Tuesday, May 7, 2013

Creation

          Some people have the creation in their head. It springs like Athena fully formed out through their hands. All the artist has to do is the work to bring it forth for the rest of us be it onto paper or canvas, from marble or metal, as a book or as a song, any was an idea can manifest. It's incredible to watch when you can catch that process such as this kid. They are called geniuses, and rightfully so. They are the Beethovens, the Michelangelos, the Di Vincis, the ones who work magic. But the trick is that they can already see the painting even before the brush touches paper, they can see the sculpture trapped inside the marble, they can hear the song without writing a note. It's brilliant and breathtaking. And they let us into their vision of the world whenever they successfully manage to finish one of those pieces. I wonder how many ideas they didn't get to because of the physical and mortal limitations they were restricted to.

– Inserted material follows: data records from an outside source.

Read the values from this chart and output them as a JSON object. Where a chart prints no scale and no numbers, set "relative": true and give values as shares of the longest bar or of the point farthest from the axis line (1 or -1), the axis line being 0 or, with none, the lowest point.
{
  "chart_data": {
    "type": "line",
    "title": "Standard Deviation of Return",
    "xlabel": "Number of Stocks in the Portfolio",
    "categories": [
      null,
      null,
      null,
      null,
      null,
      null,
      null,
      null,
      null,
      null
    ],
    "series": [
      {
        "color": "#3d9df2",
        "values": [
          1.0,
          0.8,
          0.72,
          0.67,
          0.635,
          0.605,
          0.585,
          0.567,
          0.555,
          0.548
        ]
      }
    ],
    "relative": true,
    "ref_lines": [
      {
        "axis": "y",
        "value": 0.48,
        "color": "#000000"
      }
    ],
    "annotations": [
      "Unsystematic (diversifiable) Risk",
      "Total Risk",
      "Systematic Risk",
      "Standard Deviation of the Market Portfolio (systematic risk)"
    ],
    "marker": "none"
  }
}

          Everyone gets ideas like this. Only a select few have the skills to support such ideas, to bring them out to share with the rest of us. These skills come from both innate talent and hard grinding that slowly shaped their personal tools through teaching, learning, and practicing. The old phrase "Practice Makes Perfect" rings true again and again. And that's why we revere those of creative genius. They have both the spark that ignites ideas and the strong foundation to let that idea catch fire and blossom into life.
          I treasure the moments that I have ideas like that. Some of my stories and drawings are almost spontaneously born like that. Usually coming to me in the shower or while I am driving. Sometimes I have the skills ready to catch it and get it down on paper. I don't have the foundation yet to turn all of these ideas into viable creations yet so they remain as embers, as saved drafts, or plot outlines, or quick sketches tucked in a notebook.

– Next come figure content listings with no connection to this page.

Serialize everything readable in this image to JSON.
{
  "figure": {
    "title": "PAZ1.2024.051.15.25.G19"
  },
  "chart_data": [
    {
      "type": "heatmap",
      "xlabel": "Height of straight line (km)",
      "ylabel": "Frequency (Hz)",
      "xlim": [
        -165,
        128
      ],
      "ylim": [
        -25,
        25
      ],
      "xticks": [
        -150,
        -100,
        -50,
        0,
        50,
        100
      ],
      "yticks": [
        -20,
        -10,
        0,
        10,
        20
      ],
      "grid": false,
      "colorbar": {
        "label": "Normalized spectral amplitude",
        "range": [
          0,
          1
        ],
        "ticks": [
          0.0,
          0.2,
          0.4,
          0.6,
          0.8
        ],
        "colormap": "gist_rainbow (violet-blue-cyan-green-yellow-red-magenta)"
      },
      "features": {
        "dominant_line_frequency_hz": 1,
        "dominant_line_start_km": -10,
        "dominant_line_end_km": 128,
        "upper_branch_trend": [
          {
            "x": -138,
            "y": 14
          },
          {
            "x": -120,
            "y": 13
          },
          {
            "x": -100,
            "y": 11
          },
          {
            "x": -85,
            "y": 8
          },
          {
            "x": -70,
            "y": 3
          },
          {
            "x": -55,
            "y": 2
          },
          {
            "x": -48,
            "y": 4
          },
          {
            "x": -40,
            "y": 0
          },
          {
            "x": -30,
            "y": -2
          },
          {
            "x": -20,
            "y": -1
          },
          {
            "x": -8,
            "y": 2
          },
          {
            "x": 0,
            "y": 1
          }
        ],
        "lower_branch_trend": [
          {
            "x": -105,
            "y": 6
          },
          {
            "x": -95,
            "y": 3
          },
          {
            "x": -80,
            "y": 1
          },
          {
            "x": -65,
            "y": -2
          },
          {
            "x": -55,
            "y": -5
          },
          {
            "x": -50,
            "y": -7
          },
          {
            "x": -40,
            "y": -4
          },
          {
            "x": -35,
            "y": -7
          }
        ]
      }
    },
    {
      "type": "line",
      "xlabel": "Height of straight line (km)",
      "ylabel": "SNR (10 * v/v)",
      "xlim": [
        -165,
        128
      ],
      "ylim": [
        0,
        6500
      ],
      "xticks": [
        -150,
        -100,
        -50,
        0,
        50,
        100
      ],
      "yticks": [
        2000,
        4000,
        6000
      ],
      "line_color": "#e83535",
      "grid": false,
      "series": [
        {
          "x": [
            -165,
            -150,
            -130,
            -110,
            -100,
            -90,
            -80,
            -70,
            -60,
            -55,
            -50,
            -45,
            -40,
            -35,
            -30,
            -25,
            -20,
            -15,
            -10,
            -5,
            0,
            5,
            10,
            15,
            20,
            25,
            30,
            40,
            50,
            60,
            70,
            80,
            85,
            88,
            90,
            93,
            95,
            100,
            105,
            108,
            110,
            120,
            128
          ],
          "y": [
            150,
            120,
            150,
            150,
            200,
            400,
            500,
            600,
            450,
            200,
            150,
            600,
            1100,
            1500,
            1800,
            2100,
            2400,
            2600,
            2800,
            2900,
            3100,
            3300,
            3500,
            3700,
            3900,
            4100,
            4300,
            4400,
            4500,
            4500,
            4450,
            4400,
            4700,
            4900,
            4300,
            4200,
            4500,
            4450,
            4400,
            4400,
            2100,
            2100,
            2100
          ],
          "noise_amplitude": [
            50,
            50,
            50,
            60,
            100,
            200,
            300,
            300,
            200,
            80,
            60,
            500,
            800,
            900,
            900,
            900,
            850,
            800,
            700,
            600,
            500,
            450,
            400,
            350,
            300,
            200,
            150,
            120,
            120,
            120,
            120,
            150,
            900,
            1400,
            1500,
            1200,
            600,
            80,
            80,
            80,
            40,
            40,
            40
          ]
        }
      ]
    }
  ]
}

          But mostly my creative process is one of building. I don't see the end picture. I don't have the completed work in my head when I begin whatever creative process I am inspired to work in. I have burst and spurts where things comes easily and then just as quickly, the idea flickers away again and my hands pause. What you see is the end result, the final culmination of those flashes of inspiration being woven together with lots of hair twisting, lip biting, legs crossing and uncrossing, shifts between computer to phone to computer, distractions and frantic moments spent on another idea another project before I lose that flicker.

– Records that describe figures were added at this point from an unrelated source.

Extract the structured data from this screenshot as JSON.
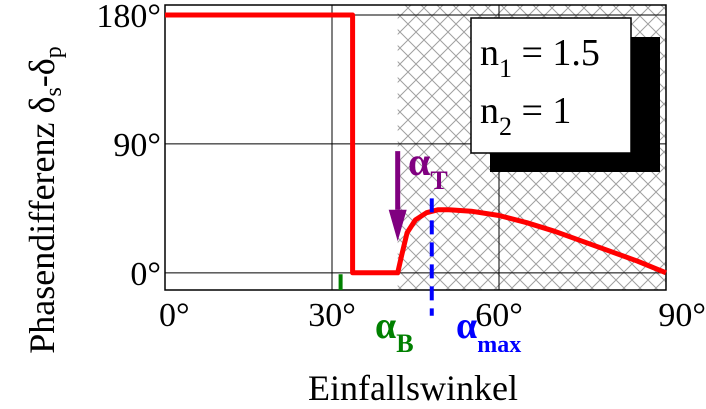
{
  "chart_data": {
    "type": "line",
    "title": "",
    "xlabel": "Einfallswinkel",
    "ylabel": "Phasendifferenz δ",
    "ylabel_sub1": "s",
    "ylabel_mid": "-δ",
    "ylabel_sub2": "p",
    "xlim": [
      0,
      90
    ],
    "ylim": [
      -12,
      187
    ],
    "grid": true,
    "x_ticks": [
      {
        "value": 0,
        "label": "0°"
      },
      {
        "value": 30,
        "label": "30°"
      },
      {
        "value": 60,
        "label": "60°"
      },
      {
        "value": 90,
        "label": "90°"
      }
    ],
    "y_ticks": [
      {
        "value": 0,
        "label": "0°"
      },
      {
        "value": 90,
        "label": "90°"
      },
      {
        "value": 180,
        "label": "180°"
      }
    ],
    "series": [
      {
        "color": "#ff0000",
        "points": [
          [
            0,
            180
          ],
          [
            33.7,
            180
          ],
          [
            33.7,
            0
          ],
          [
            41.8,
            0
          ],
          [
            42.5,
            12
          ],
          [
            43.5,
            28
          ],
          [
            45,
            37
          ],
          [
            47,
            42
          ],
          [
            49,
            44
          ],
          [
            51,
            44
          ],
          [
            55,
            43
          ],
          [
            60,
            40
          ],
          [
            65,
            35
          ],
          [
            70,
            29
          ],
          [
            75,
            22
          ],
          [
            80,
            15
          ],
          [
            85,
            8
          ],
          [
            90,
            0
          ]
        ]
      }
    ],
    "shaded_region": {
      "x_start": 41.8,
      "x_end": 90,
      "pattern": "crosshatch"
    },
    "annotations": [
      {
        "name": "alpha-B",
        "text": "α",
        "sub": "B",
        "x": 33.7,
        "color": "#008000"
      },
      {
        "name": "alpha-T",
        "text": "α",
        "sub": "T",
        "x": 41.8,
        "color": "#800080"
      },
      {
        "name": "alpha-max",
        "text": "α",
        "sub": "max",
        "x": 49,
        "color": "#0000ff"
      }
    ],
    "legend": {
      "placement": "top-right",
      "lines": [
        {
          "main": "n",
          "sub": "1",
          "rest": " = 1.5"
        },
        {
          "main": "n",
          "sub": "2",
          "rest": " = 1"
        }
      ]
    }
  }
}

          I don't mind it. I like the building process. I like how I can take an idea and build it up into something more. I like the world building my ideas usually require. I like coming up with rules to follow and break. I like the slow grind because that's what my skills allow and what they need in order to improve.
          I'm writing this just to make note of it. Just to capture the differences that I find between myself and others and to remind myself that it's okay that I can't see the whole picture at first. That I'd have to sketch out that painting that the boy in the video creates on a perfectly blank slate in minutes. I have so many ideas and not the skills to catch them all (and I will probably never catch any of the music stuff) but I continue to work on that. I'll continue to work on my creations.